In this example, the salamander with the red label interbreed with the salamander with the yellow label, the yellow interbreeds with the blue and orange, and the blue interbreeds with the pink. However, the pink does not interbreed with the red. It is safe to say that the pink and the red salamanders are different species - but where did the speciation occur? Evolution does not happen in large jumps. It happens slowly, with changes every generation.

Does evolution present any testable predictions?
One important qualification of a scientific theory is that any new idea must provide some testable hypothesis. How can we know that we aren't just deceiving ourselves if we can't test the ideas we've come up with?

Human Chromosome 2
Chromosomes are highly condensed structures made of deoxyribonucleic acid (DNA). DNA, of course, being the key building block of all life. DNA stores our genetic information.
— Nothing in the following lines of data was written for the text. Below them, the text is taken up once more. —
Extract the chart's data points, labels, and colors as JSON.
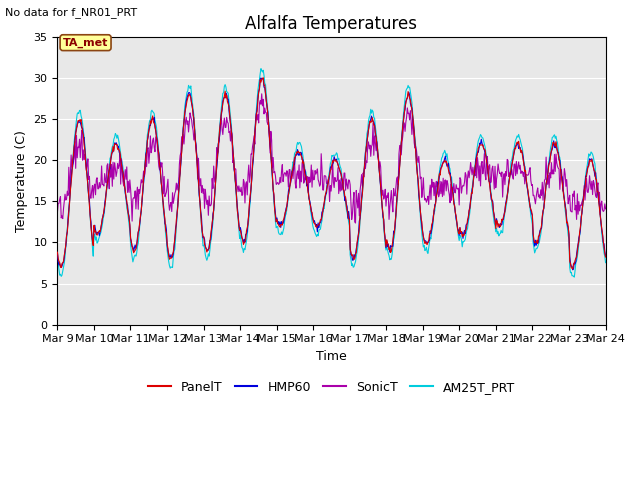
{
  "title": "Alfalfa Temperatures",
  "xlabel": "Time",
  "ylabel": "Temperature (C)",
  "no_data_text": "No data for f_NR01_PRT",
  "annotation_text": "TA_met",
  "ylim": [
    0,
    35
  ],
  "yticks": [
    0,
    5,
    10,
    15,
    20,
    25,
    30,
    35
  ],
  "xtick_labels": [
    "Mar 9",
    "Mar 10",
    "Mar 11",
    "Mar 12",
    "Mar 13",
    "Mar 14",
    "Mar 15",
    "Mar 16",
    "Mar 17",
    "Mar 18",
    "Mar 19",
    "Mar 20",
    "Mar 21",
    "Mar 22",
    "Mar 23",
    "Mar 24"
  ],
  "colors": {
    "PanelT": "#dd0000",
    "HMP60": "#0000dd",
    "SonicT": "#aa00aa",
    "AM25T_PRT": "#00ccdd"
  },
  "background_color": "#e8e8e8",
  "title_fontsize": 12,
  "axis_label_fontsize": 9,
  "tick_label_fontsize": 8,
  "legend_fontsize": 9,
  "annotation_fontsize": 8,
  "no_data_fontsize": 8
}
Human chromosome 2 gave a testable hypothesis for evolution. If apes and humans truly have a common ancestor, then we should have the same number of chromosomes. As it turns out, we do not have the same number of chromosomes - humans have 23 pairs and apes have 24 pairs. This is actually a big problem for evolution as a viable theory. If at any point a chromosome was spontaneously lost or gained it would result in serious consequences (either miscariage, or a phenotypic disorder like Down Syndrome or Turner Syndrome). Evolutionists predicted that at some point a chromosome fusion happened (that is, two chromosomes combined into one large chromosome). In this way, no genetic information would be lost and a difference in chromosomes would not disprove evolution.
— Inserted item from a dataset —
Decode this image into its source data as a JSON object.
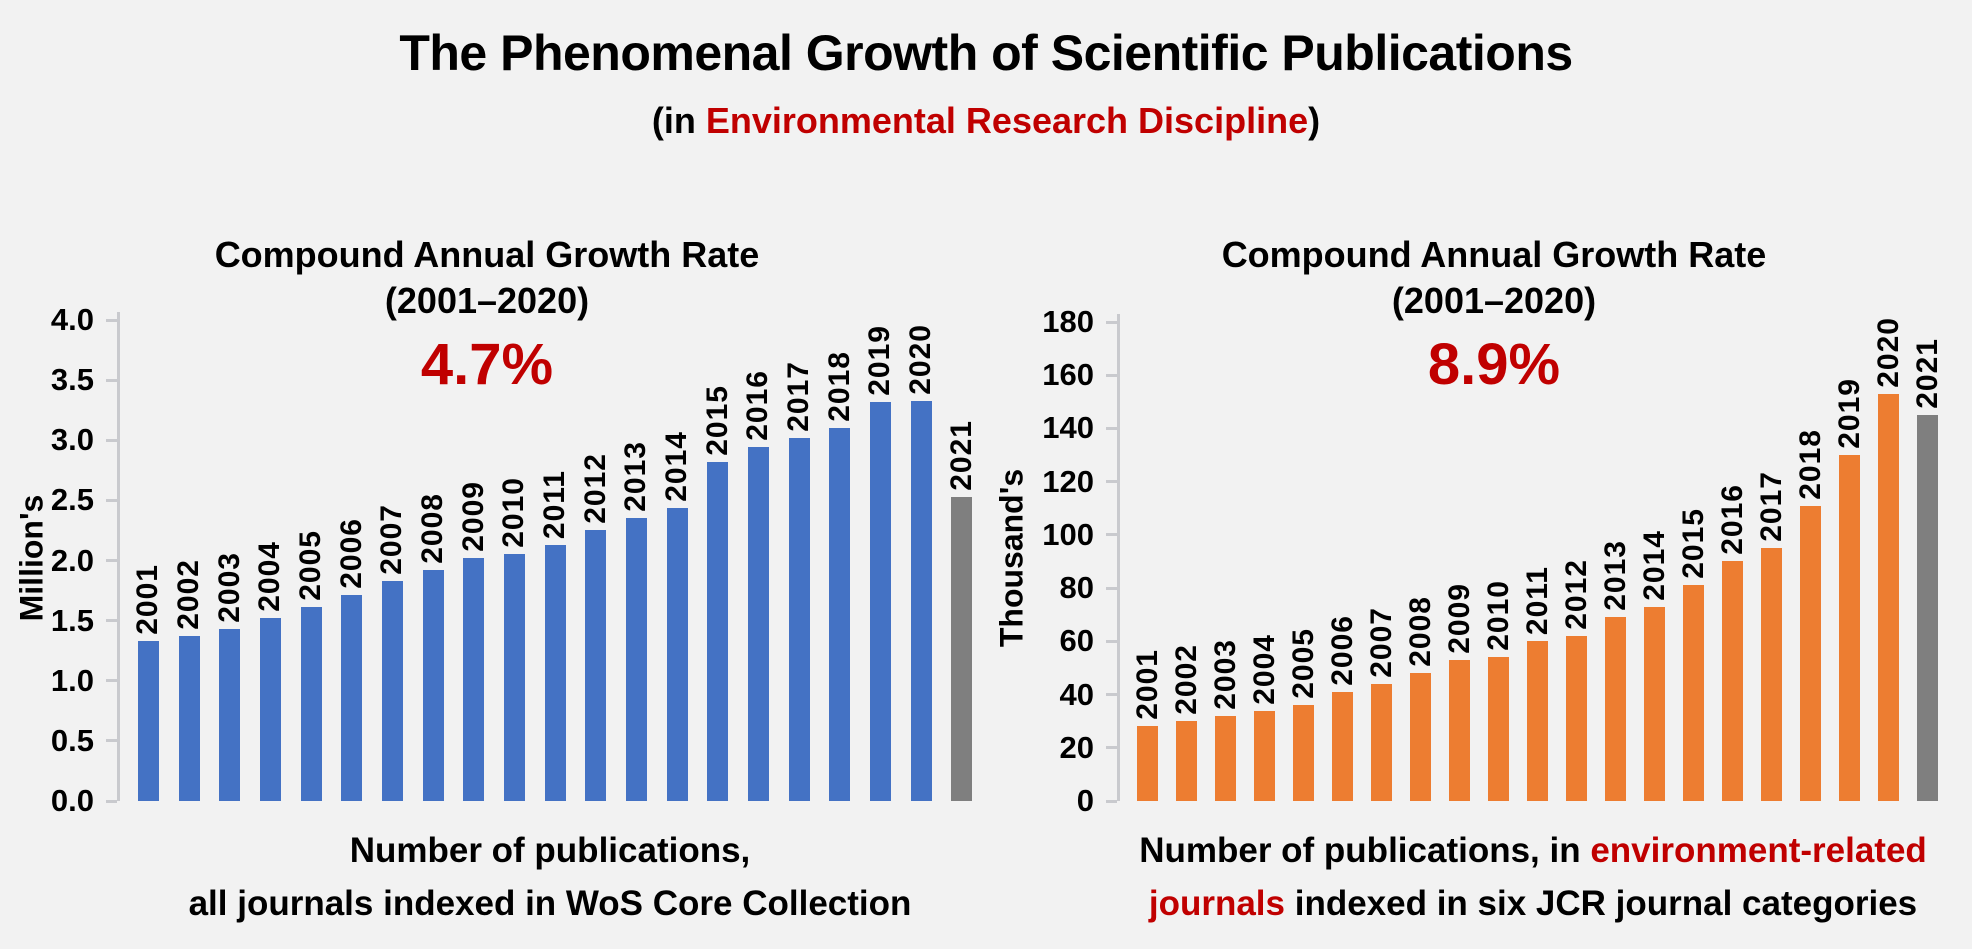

As it turns out, human chromosome 2 is a fusion of two chromosomes. There are four telomeres (which begin and end a chromosome) and two centromeres (which are found at the center of a chromosome).2 Showing that human chromosome 2 is fused is not enough to prove that we have a common ancestor with apes. However, this evidence is strongly supported by the identification in chimpanzees of exactly which chromosomes were fused.
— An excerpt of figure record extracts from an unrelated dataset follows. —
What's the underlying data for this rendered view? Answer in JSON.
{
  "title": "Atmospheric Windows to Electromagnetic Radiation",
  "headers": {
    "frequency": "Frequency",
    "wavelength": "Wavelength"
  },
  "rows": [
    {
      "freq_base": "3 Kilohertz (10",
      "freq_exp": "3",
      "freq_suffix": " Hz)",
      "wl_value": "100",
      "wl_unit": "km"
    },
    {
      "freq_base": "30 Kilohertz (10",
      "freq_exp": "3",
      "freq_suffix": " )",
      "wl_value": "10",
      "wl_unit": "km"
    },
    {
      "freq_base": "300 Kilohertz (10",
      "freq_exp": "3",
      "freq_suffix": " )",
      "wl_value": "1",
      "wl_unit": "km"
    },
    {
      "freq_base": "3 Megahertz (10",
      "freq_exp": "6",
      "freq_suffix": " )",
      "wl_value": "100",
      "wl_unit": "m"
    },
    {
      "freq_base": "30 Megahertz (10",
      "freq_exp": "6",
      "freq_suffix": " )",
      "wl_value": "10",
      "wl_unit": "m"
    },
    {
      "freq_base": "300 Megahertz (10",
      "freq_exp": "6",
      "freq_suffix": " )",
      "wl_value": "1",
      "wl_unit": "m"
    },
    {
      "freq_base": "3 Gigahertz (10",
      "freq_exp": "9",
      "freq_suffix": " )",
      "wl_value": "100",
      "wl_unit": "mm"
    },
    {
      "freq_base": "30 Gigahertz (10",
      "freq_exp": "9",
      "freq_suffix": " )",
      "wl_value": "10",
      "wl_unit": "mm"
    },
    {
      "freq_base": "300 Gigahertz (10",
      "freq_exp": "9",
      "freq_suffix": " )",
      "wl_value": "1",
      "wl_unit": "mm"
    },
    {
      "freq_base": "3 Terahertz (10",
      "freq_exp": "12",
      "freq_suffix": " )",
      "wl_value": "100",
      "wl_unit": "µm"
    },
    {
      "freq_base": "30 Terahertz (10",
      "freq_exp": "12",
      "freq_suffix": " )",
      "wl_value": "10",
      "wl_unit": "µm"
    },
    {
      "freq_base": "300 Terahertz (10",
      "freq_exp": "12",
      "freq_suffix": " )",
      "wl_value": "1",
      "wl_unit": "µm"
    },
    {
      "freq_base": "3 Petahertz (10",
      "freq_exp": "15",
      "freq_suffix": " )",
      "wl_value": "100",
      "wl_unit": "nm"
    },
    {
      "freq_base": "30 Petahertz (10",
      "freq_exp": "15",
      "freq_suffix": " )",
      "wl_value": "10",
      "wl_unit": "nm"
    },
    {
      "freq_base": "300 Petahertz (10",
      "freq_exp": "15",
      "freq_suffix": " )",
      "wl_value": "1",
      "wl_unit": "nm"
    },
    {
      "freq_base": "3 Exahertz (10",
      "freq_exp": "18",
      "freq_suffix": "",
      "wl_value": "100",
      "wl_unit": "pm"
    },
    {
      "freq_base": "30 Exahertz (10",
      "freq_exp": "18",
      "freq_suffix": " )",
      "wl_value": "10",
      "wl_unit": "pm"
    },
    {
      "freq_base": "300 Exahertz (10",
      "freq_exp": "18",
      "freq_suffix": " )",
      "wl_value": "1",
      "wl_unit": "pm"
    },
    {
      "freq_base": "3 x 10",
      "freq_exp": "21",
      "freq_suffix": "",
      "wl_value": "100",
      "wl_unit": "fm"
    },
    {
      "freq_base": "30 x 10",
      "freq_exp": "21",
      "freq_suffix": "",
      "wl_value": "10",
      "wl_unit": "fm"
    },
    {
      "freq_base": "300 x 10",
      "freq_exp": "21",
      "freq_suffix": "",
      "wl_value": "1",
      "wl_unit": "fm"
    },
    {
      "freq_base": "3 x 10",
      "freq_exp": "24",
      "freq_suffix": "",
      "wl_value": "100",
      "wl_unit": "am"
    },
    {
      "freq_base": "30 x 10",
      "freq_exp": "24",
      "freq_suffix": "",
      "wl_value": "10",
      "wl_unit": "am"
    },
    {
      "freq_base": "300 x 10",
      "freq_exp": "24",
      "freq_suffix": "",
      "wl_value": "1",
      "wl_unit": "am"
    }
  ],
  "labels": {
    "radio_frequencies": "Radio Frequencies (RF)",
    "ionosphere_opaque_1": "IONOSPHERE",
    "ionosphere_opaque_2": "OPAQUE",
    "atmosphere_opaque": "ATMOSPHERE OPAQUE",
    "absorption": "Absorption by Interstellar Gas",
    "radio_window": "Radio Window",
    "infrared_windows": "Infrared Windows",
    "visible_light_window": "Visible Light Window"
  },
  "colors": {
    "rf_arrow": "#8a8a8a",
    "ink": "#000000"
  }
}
There is strong evidence for evolution. Just as my previous post was in no means a complete list of all the arguments used to refute evolution, this post in no way contains all the evidence. I chose the evidence that I see as the most compelling.

Do you have better evidence for evolution that you think I've left out? Have I misrepresented the evidence? Is this evidence not sufficient? Either way, leave a comment on this page or on  in the comments for this post. I'd love to hear your thoughts.

Notes
[1] A great recent blog post on this subject can be found here. I'm sure Sam may disagree with my statement, though.
[2] Research has shown a link between chromosome 2 and intelligence in humans. Of course, this doesn't mean that the fusion of human chromosome 2 is responsible for superior intelligence as compared to the rest of the Hominidae family (You know, us and the rest of the apes), it just means that a correlation has been found between chromosome 2 and intelligence among humans.